The two parameters controlling the behavior of the optimizer are alpha
, which control the decay of the stepsize in the backtracking line search, and gamma
which controls the decrease criteria of accepting a proposed move. Selecting \(\gamma = -\inf\) corresponds with always accepting the move. When a convex optimization problem is initialized sufficiently close to its optimum it can be shown that a step size of \(\beta = 1\) is always decreasing. However, when initialzed far from the optimum there is no guaruntee.
Small, negative values of \(\gamma\).
In practice we find that due to numerical stablity issues can cause updates to slightly increase the objective, while substantially decreasing Newton's decrement, which provides an upper bound on the suboptimality of the solution.

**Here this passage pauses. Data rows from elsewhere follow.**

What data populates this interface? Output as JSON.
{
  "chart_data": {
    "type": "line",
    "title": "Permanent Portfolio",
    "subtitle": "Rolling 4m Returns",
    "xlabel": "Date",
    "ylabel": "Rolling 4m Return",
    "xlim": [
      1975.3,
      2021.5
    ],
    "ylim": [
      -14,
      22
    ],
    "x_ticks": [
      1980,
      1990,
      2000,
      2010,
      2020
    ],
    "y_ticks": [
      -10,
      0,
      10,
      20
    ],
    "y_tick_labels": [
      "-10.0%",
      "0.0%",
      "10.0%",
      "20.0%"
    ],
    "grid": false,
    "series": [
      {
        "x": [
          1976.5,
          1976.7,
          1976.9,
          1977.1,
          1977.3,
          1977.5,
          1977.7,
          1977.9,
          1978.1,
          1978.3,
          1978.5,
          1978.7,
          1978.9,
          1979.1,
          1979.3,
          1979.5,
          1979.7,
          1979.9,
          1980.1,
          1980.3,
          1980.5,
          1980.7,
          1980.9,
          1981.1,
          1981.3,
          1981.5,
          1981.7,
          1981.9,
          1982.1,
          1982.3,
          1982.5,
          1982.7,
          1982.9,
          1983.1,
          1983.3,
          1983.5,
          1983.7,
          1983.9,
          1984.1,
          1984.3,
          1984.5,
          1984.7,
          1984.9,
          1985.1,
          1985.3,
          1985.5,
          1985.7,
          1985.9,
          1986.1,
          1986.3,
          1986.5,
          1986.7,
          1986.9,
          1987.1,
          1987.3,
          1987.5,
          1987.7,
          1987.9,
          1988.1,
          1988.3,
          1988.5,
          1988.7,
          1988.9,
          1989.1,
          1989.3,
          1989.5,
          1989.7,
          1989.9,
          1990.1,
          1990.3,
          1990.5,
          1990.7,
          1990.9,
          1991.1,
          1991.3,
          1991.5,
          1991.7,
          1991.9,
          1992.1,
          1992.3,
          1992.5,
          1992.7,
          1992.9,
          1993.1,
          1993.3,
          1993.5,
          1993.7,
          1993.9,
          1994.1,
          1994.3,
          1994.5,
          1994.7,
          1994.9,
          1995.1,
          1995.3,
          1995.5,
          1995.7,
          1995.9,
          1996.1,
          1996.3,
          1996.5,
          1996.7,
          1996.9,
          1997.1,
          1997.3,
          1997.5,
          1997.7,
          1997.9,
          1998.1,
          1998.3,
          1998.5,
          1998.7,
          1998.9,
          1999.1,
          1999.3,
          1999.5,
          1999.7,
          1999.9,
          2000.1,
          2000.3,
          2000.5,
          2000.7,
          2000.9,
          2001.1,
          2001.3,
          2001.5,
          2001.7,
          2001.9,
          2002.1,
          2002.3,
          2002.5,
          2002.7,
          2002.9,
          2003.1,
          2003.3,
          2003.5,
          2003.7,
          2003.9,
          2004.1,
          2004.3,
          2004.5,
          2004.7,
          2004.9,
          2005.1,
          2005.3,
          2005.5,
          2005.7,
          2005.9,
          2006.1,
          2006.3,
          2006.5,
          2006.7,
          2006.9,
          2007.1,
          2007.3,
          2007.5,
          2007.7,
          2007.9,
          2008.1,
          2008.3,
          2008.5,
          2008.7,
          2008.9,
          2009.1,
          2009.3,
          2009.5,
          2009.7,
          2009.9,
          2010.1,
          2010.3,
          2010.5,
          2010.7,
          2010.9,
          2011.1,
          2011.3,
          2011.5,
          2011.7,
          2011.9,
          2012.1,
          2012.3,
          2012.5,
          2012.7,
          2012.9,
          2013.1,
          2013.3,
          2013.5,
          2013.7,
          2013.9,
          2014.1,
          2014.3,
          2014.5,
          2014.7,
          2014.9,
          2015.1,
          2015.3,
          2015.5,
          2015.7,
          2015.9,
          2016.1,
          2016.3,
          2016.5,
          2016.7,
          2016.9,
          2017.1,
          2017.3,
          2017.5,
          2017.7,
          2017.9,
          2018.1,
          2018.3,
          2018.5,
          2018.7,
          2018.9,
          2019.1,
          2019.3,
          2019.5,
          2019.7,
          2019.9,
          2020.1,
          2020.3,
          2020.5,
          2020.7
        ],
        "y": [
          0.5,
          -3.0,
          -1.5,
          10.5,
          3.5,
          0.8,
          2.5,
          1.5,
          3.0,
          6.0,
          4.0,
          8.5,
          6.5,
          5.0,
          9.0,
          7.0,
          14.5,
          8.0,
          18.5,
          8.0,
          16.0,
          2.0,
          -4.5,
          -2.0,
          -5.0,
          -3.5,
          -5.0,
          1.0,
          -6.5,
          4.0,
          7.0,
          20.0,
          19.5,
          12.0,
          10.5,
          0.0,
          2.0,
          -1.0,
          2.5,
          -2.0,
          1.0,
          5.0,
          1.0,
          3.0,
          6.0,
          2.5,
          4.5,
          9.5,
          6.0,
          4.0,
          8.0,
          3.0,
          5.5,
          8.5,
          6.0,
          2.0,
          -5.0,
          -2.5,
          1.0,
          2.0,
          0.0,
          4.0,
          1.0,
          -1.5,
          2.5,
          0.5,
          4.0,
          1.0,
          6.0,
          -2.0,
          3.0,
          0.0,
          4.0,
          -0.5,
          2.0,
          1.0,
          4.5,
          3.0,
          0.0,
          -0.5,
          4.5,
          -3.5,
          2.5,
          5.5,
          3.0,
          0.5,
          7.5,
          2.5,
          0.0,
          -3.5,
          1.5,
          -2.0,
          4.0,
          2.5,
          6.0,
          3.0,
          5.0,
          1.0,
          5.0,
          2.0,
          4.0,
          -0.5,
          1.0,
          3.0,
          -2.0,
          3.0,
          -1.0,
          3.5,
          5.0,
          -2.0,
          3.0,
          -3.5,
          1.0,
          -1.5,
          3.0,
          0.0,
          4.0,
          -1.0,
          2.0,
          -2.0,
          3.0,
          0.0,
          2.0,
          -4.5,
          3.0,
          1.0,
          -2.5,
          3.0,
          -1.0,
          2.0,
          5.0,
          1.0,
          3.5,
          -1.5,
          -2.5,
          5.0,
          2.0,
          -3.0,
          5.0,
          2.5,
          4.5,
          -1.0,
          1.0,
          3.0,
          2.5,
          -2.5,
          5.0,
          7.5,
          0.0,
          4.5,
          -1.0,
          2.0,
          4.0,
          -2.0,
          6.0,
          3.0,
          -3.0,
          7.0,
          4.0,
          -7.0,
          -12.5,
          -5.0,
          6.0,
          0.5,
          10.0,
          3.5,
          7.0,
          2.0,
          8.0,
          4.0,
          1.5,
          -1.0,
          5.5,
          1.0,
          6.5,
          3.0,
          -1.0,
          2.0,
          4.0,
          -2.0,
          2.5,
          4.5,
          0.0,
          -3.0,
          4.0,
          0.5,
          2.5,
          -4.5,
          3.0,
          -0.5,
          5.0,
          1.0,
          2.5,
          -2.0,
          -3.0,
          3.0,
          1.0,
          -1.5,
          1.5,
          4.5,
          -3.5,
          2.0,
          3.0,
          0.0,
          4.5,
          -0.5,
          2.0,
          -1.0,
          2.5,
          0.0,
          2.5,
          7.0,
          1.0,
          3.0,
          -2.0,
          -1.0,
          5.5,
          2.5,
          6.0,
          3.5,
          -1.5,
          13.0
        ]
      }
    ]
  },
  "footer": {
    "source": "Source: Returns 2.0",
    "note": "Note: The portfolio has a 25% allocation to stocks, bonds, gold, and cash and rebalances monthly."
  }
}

We monitor convergence by Newton's decrement, so we find it useful to set gamma
to a small negative value, e.g. \(0.1\). In practice, we find this prevents us from divergent behavior at poor initialization, without causing the algorithm to stall.
A comment on numerical issues
JAX JIT compiler is known to change the numeric output of comptutations. That is, the JIT compiled version of a function might produce slightly different output compared to the original function. This is due to the fact that floating point airthmatic is only an approximation of regular arithmetic, and clever optimizations made by the compiler might change the sequence of operations the machine carries out. In practice, we find that even extremely small steps in the descent direction can apprently increase the objective by a small amount, while dramatically decreasing an upper bound/approximation to the sub-optimality.